Das bedeutet für uns, dass dieser wichtigen Aufgabe von Parteien, nämlich klarzumachen, dass demokratische Wahlen durchgeführt und vorbereitet werden, ein besonderer Rang im Verfassungsgefüge zukommt. Ich denke zunächst einmal an all die ehrenamtlichen Wahlhelferinnen und Wahlhelfer, die vor der Frage stehen: Kann ich jetzt einen Wahlprospekt meines Kandidaten in einen Briefkasten einwerfen, der beschriftet ist mit „keine Werbung“, oder darf ich das nicht? Hier besteht eine Rechtsunsicherheit. Wir wollen diese Rechtsunsicherheit beseitigen, und zwar zugunsten der Demokratie und einer allgemeinen Haltung, dass zumindest kurz vor Wahlen Wahlwerbung möglich sein muss.

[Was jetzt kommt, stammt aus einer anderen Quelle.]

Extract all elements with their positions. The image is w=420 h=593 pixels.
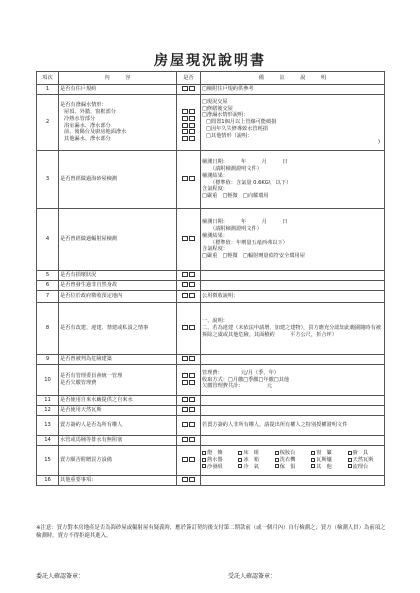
accessory-checkbox[interactable]	[311, 464, 315, 468]
table-row	[37, 406, 385, 416]
content-line: 是否使用自來水廠提供之自來水	[60, 397, 133, 404]
header-yesno: 是否	[177, 72, 201, 85]
remark-line: 公用徵收說明：	[202, 293, 239, 300]
yes-checkbox[interactable]	[182, 236, 188, 241]
no-checkbox[interactable]	[189, 380, 195, 385]
row-number: 16	[37, 476, 59, 486]
remark-line: （請附檢測證明文件）	[210, 165, 262, 172]
accessory-label: 燈 飾	[207, 450, 223, 457]
content-line: 賣方簽約人是否為所有權人	[60, 422, 123, 429]
remark-line: □因年久失修導致水管耗損	[206, 125, 268, 132]
yes-checkbox[interactable]	[182, 397, 188, 402]
yes-no-checkboxes	[177, 446, 201, 476]
row-remark	[201, 291, 385, 303]
remark-line: □其他情形（說明：	[206, 132, 253, 139]
yes-checkbox[interactable]	[182, 129, 188, 134]
remark-line: 一、說明：	[202, 318, 228, 325]
content-line: 是否有改建、違建、禁建或私設之情事	[60, 325, 149, 332]
header-content: 內 容	[59, 72, 177, 85]
yes-checkbox[interactable]	[182, 380, 188, 385]
yes-no-checkboxes	[177, 209, 201, 271]
yes-checkbox[interactable]	[182, 422, 188, 427]
accessory-checkbox[interactable]	[311, 451, 315, 455]
accessory-checkbox[interactable]	[348, 464, 352, 468]
row-number: 10	[37, 365, 59, 396]
remark-line: 欠繳管理費共計： 元	[202, 383, 273, 390]
remark-line: 含氯程度：	[202, 246, 228, 253]
content-line: 其他漏水、滲水部分	[64, 136, 111, 143]
no-checkbox[interactable]	[189, 129, 195, 134]
row-content	[59, 95, 177, 151]
accessory-label: 床 組	[243, 450, 259, 457]
row-content	[59, 446, 177, 476]
accessory-label: 冷 氣	[243, 463, 259, 470]
row-number: 1	[37, 85, 59, 95]
row-remark	[201, 406, 385, 416]
yes-no-checkboxes	[177, 436, 201, 446]
table-row	[37, 291, 385, 303]
table-row	[37, 355, 385, 365]
accessory-label: 梳妝台	[279, 450, 296, 457]
remark-line: □修繕後交屋	[202, 105, 233, 112]
content-line: 冷熱水管部分	[64, 115, 96, 122]
row-number: 11	[37, 396, 59, 406]
remark-line: 收取方式：□月繳□季繳□年繳□其他	[202, 376, 290, 383]
remark-line: □閒置1個月以上管線可能破損	[206, 119, 277, 126]
row-content	[59, 355, 177, 365]
no-checkbox[interactable]	[189, 136, 195, 141]
yes-checkbox[interactable]	[182, 477, 188, 482]
yes-checkbox[interactable]	[182, 457, 188, 462]
accessory-option[interactable]	[348, 457, 383, 464]
row-number: 6	[37, 281, 59, 291]
row-remark	[201, 476, 385, 486]
row-content	[59, 406, 177, 416]
yes-no-checkboxes	[177, 271, 201, 281]
accessory-label: 天然瓦斯	[352, 457, 374, 464]
page-title: 房屋現況說明書	[154, 53, 266, 69]
row-content	[59, 291, 177, 303]
header-no: 項次	[37, 72, 59, 85]
yes-no-checkboxes	[177, 303, 201, 355]
row-content	[59, 476, 177, 486]
remark-line: □滲漏水情形說明：	[202, 112, 249, 119]
row-number: 12	[37, 406, 59, 416]
table-row	[37, 416, 385, 436]
row-remark	[201, 209, 385, 271]
yes-checkbox[interactable]	[182, 293, 188, 298]
row-content	[59, 396, 177, 406]
yes-checkbox[interactable]	[182, 282, 188, 287]
accessory-label: 廚 具	[352, 450, 369, 457]
remark-line: 含氯程度：	[202, 186, 228, 193]
yes-checkbox[interactable]	[182, 176, 188, 181]
accessory-checkbox[interactable]	[238, 458, 242, 462]
agent-signature-label: 受託人確認簽章：	[228, 573, 277, 580]
accessory-option[interactable]	[311, 464, 346, 471]
no-checkbox[interactable]	[189, 272, 195, 277]
yes-checkbox[interactable]	[182, 86, 188, 91]
accessory-checkbox[interactable]	[275, 464, 279, 468]
no-checkbox[interactable]	[189, 373, 195, 378]
accessory-checkbox[interactable]	[275, 451, 279, 455]
accessory-label: 瓦斯爐	[316, 457, 332, 464]
remark-line: （請附檢測證明文件）	[210, 225, 262, 232]
content-line: 是否曾被判為危險建築	[60, 356, 112, 363]
header-remark: 備 註 說 明	[201, 72, 385, 85]
row-content	[59, 416, 177, 436]
no-checkbox[interactable]	[189, 116, 195, 121]
no-checkbox[interactable]	[189, 477, 195, 482]
table-row	[37, 476, 385, 486]
remark-line: 檢測結果：	[202, 232, 228, 239]
row-content	[59, 303, 177, 355]
row-remark	[201, 95, 385, 151]
remark-line: 若賣方簽約人非所有權人，請提出所有權人之特別授權證明文件	[202, 422, 348, 429]
yes-no-checkboxes	[177, 365, 201, 396]
remark-line: 檢測日期： 年 月 日	[202, 219, 288, 226]
content-line: 是否有損壞狀況	[60, 272, 97, 279]
row-remark	[201, 436, 385, 446]
row-remark	[201, 446, 385, 476]
yes-checkbox[interactable]	[182, 356, 188, 361]
table-row	[37, 85, 385, 95]
no-checkbox[interactable]	[189, 176, 195, 181]
row-content	[59, 151, 177, 209]
content-line: 賣方願否附贈買方設備	[60, 457, 112, 464]
row-remark	[201, 271, 385, 281]
row-remark	[201, 151, 385, 209]
table-row	[37, 95, 385, 151]
row-content	[59, 436, 177, 446]
accessory-checkbox[interactable]	[202, 451, 206, 455]
accessory-checkbox[interactable]	[238, 464, 242, 468]
remark-line: )	[377, 139, 380, 146]
row-content	[59, 281, 177, 291]
row-number: 13	[37, 416, 59, 436]
accessory-option[interactable]	[238, 464, 273, 471]
remark-line: 管理費： 元/月（季、年）	[202, 369, 279, 376]
remark-line: 檢測結果：	[202, 172, 228, 179]
row-content	[59, 209, 177, 271]
accessory-option[interactable]	[275, 464, 310, 471]
row-number: 4	[37, 209, 59, 271]
yes-checkbox[interactable]	[182, 136, 188, 141]
table-row	[37, 396, 385, 406]
content-line: 浴室漏水、滲水部分	[64, 122, 111, 129]
remark-line: □嚴重 □輕微 □向耀環用	[202, 193, 269, 200]
content-line: 是否曾發生過非自然身故	[60, 282, 118, 289]
accessory-checkbox[interactable]	[238, 451, 242, 455]
house-status-table	[36, 71, 385, 486]
accessory-option[interactable]	[202, 457, 237, 464]
content-line: 是否位於政府徵收預定地內	[60, 293, 123, 300]
yes-checkbox[interactable]	[182, 109, 188, 114]
accessory-checkbox[interactable]	[348, 451, 352, 455]
no-checkbox[interactable]	[189, 86, 195, 91]
row-content	[59, 365, 177, 396]
no-checkbox[interactable]	[189, 293, 195, 298]
no-checkbox[interactable]	[189, 123, 195, 128]
accessory-label: 其 他	[316, 463, 332, 470]
row-remark	[201, 281, 385, 291]
table-row	[37, 436, 385, 446]
content-line: 是否有住戶規約	[60, 86, 97, 93]
accessory-label: 洗衣機	[279, 457, 296, 464]
row-content	[59, 85, 177, 95]
no-checkbox[interactable]	[189, 236, 195, 241]
remark-line: 檢測日期： 年 月 日	[202, 159, 288, 166]
table-row	[37, 303, 385, 355]
yes-no-checkboxes	[177, 291, 201, 303]
yes-checkbox[interactable]	[182, 116, 188, 121]
accessory-checkbox[interactable]	[202, 458, 206, 462]
remark-line: 二、若為違建（未依法申請增、加建之建物），買方應充分認知此範圍隨時有被拆除之虞或其他危險。其面積約 平方公尺，折合坪）	[202, 325, 381, 338]
row-number: 8	[37, 303, 59, 355]
row-remark	[201, 85, 385, 95]
yes-checkbox[interactable]	[182, 123, 188, 128]
yes-checkbox[interactable]	[182, 437, 188, 442]
row-number: 9	[37, 355, 59, 365]
accessory-label: 窗 簾	[316, 450, 332, 457]
no-checkbox[interactable]	[189, 397, 195, 402]
row-remark	[201, 365, 385, 396]
accessory-label: 傢 俱	[279, 463, 296, 470]
accessory-label: 流理台	[352, 463, 369, 470]
no-checkbox[interactable]	[189, 325, 195, 330]
yes-no-checkboxes	[177, 416, 201, 436]
no-checkbox[interactable]	[189, 437, 195, 442]
content-line: 水管或馬桶等排水有無阻塞	[60, 437, 123, 444]
table-row	[37, 151, 385, 209]
accessory-checkbox[interactable]	[275, 458, 279, 462]
yes-no-checkboxes	[177, 95, 201, 151]
row-remark	[201, 416, 385, 436]
no-checkbox[interactable]	[189, 282, 195, 287]
yes-no-checkboxes	[177, 85, 201, 95]
row-remark	[201, 355, 385, 365]
client-signature-label: 委託人確認簽章：	[36, 573, 85, 580]
row-remark	[201, 396, 385, 406]
remark-line: （標準值：含氯量 0.6KG\ 以下）	[210, 179, 292, 186]
yes-checkbox[interactable]	[182, 407, 188, 412]
yes-no-checkboxes	[177, 151, 201, 209]
row-number: 15	[37, 446, 59, 476]
accessory-label: 冰 箱	[243, 457, 259, 464]
yes-no-checkboxes	[177, 406, 201, 416]
table-row	[37, 209, 385, 271]
accessory-checkbox[interactable]	[348, 458, 352, 462]
no-checkbox[interactable]	[189, 422, 195, 427]
content-line: 是否有滲漏水情形：	[60, 102, 107, 109]
accessory-checkbox[interactable]	[202, 464, 206, 468]
notice-text: ※注意：買方對本房地產是否為海砂屋或輻射屋有疑義時，應於簽訂契約後支付第二期款前（或一個月內）自行檢測之；買方（檢測人員）為前項之檢測時，賣方不得拒絕其進入。	[36, 525, 386, 539]
yes-no-checkboxes	[177, 355, 201, 365]
no-checkbox[interactable]	[189, 356, 195, 361]
table-row	[37, 446, 385, 476]
remark-line: □嚴重 □輕微 □輻射劑量偵符安全環用屋	[202, 253, 305, 260]
yes-checkbox[interactable]	[182, 373, 188, 378]
accessory-label: 沙發組	[207, 463, 223, 470]
accessory-option[interactable]	[311, 457, 346, 464]
row-number: 14	[37, 436, 59, 446]
yes-checkbox[interactable]	[182, 272, 188, 277]
table-row	[37, 365, 385, 396]
no-checkbox[interactable]	[189, 109, 195, 114]
content-line: 前、後陽台及廚房地面滲水	[64, 129, 127, 136]
remark-line: □檢附住戶規約供參考	[202, 86, 254, 93]
remark-line: （標準值：年劑量五毫西弗以下）	[210, 239, 288, 246]
yes-no-checkboxes	[177, 396, 201, 406]
accessory-label: 熱水器	[207, 457, 223, 464]
content-line: 屋頂、外牆、窗框部分	[64, 108, 116, 115]
yes-no-checkboxes	[177, 281, 201, 291]
content-line: 是否使用天然瓦斯	[60, 407, 102, 414]
accessory-option[interactable]	[238, 457, 273, 464]
no-checkbox[interactable]	[189, 457, 195, 462]
content-line: 其他重要事項：	[60, 477, 97, 484]
row-number: 3	[37, 151, 59, 209]
accessory-option[interactable]	[275, 457, 310, 464]
content-line: 是否欠繳管理費	[60, 380, 97, 386]
content-line: 是否有管理委員會統一管理	[60, 373, 123, 380]
table-row	[37, 281, 385, 291]
row-number: 5	[37, 271, 59, 281]
row-number: 2	[37, 95, 59, 151]
yes-no-checkboxes	[177, 476, 201, 486]
no-checkbox[interactable]	[189, 407, 195, 412]
row-remark	[201, 303, 385, 355]
yes-checkbox[interactable]	[182, 325, 188, 330]
row-content	[59, 271, 177, 281]
remark-line: □現況交屋	[202, 98, 228, 105]
table-row	[37, 271, 385, 281]
accessory-option[interactable]	[348, 464, 383, 471]
content-line: 是否曾經做過輻射屋檢測	[60, 236, 118, 243]
accessory-option[interactable]	[202, 464, 237, 471]
accessory-checkbox[interactable]	[311, 458, 315, 462]
row-number: 7	[37, 291, 59, 303]
content-line: 是否曾經做過海砂屋檢測	[60, 176, 118, 183]
table-header-row	[37, 72, 385, 85]
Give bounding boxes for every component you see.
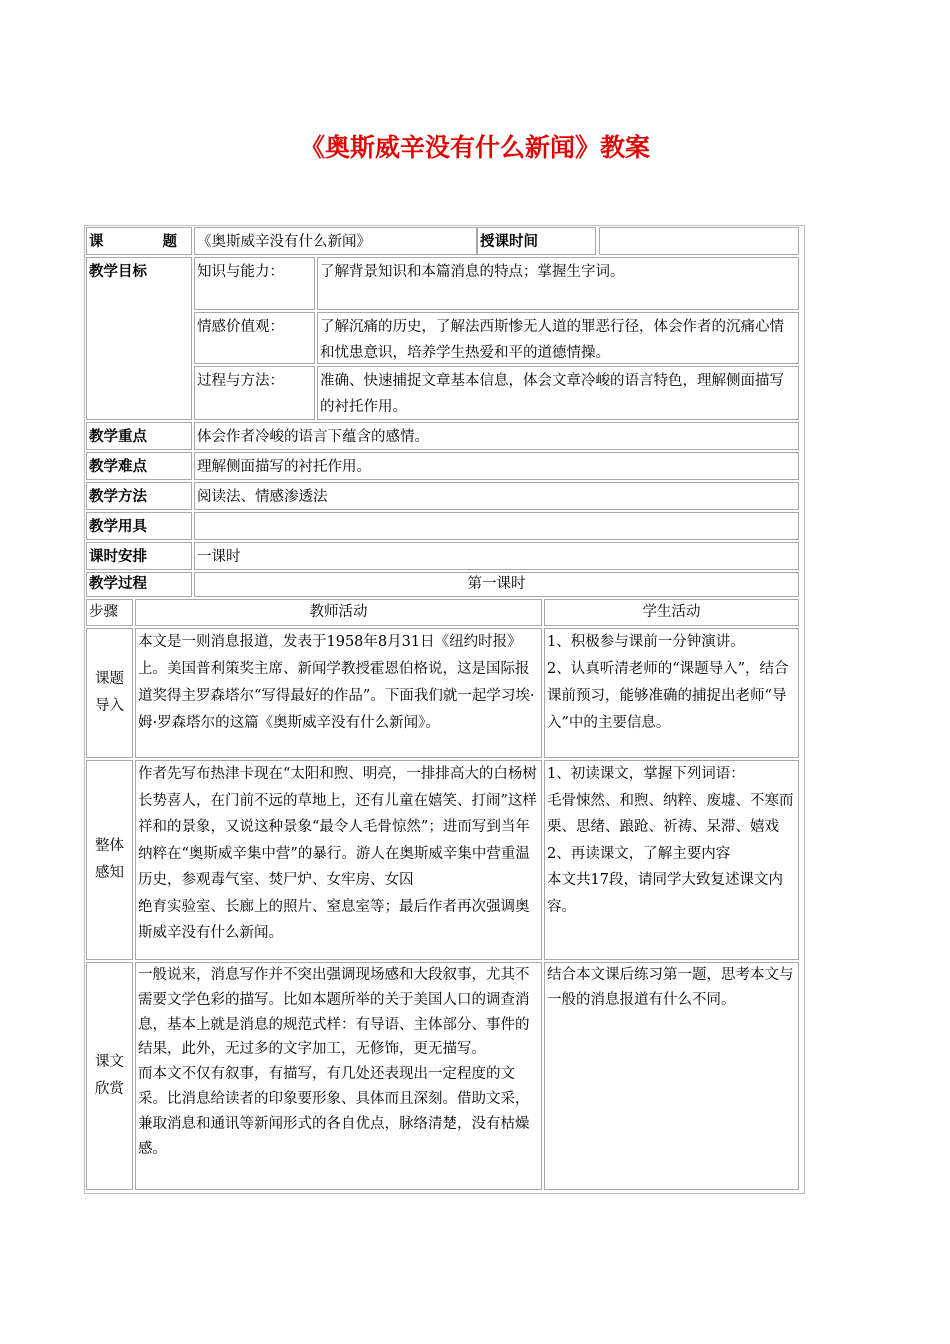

Ich meine, dass die Wahlwerbung nicht ohne Weiteres unter den Begriff der Werbung gefasst werden kann. Das ist auch eine Frage des Aufkommens. Heutzutage gibt es kostenlose Wochenzeitschriften, mit denen beinahe im Tagesrhythmus die Briefkästen bestückt werden. Es macht einen Unterschied, ob Sie innerhalb eines Jahres 50, 100, 150, 250 Prospekte aus Ihrem Briefkasten nehmen oder ob Sie kurz vor einer Wahl in einem ganz begrenzten Zeitraum über Ihre Kandidaten im Wahlkreis informiert werden. Das ist ein wesentlicher Unterschied, und da müssen wir deutlich machen: Wahlwerbung hat nichts mit kommerzieller Werbung zu tun.
(Beifall bei der CDU/CSU sowie bei Abgeordneten der FDP und des Abg. Friedrich Straetmanns [DIE LINKE])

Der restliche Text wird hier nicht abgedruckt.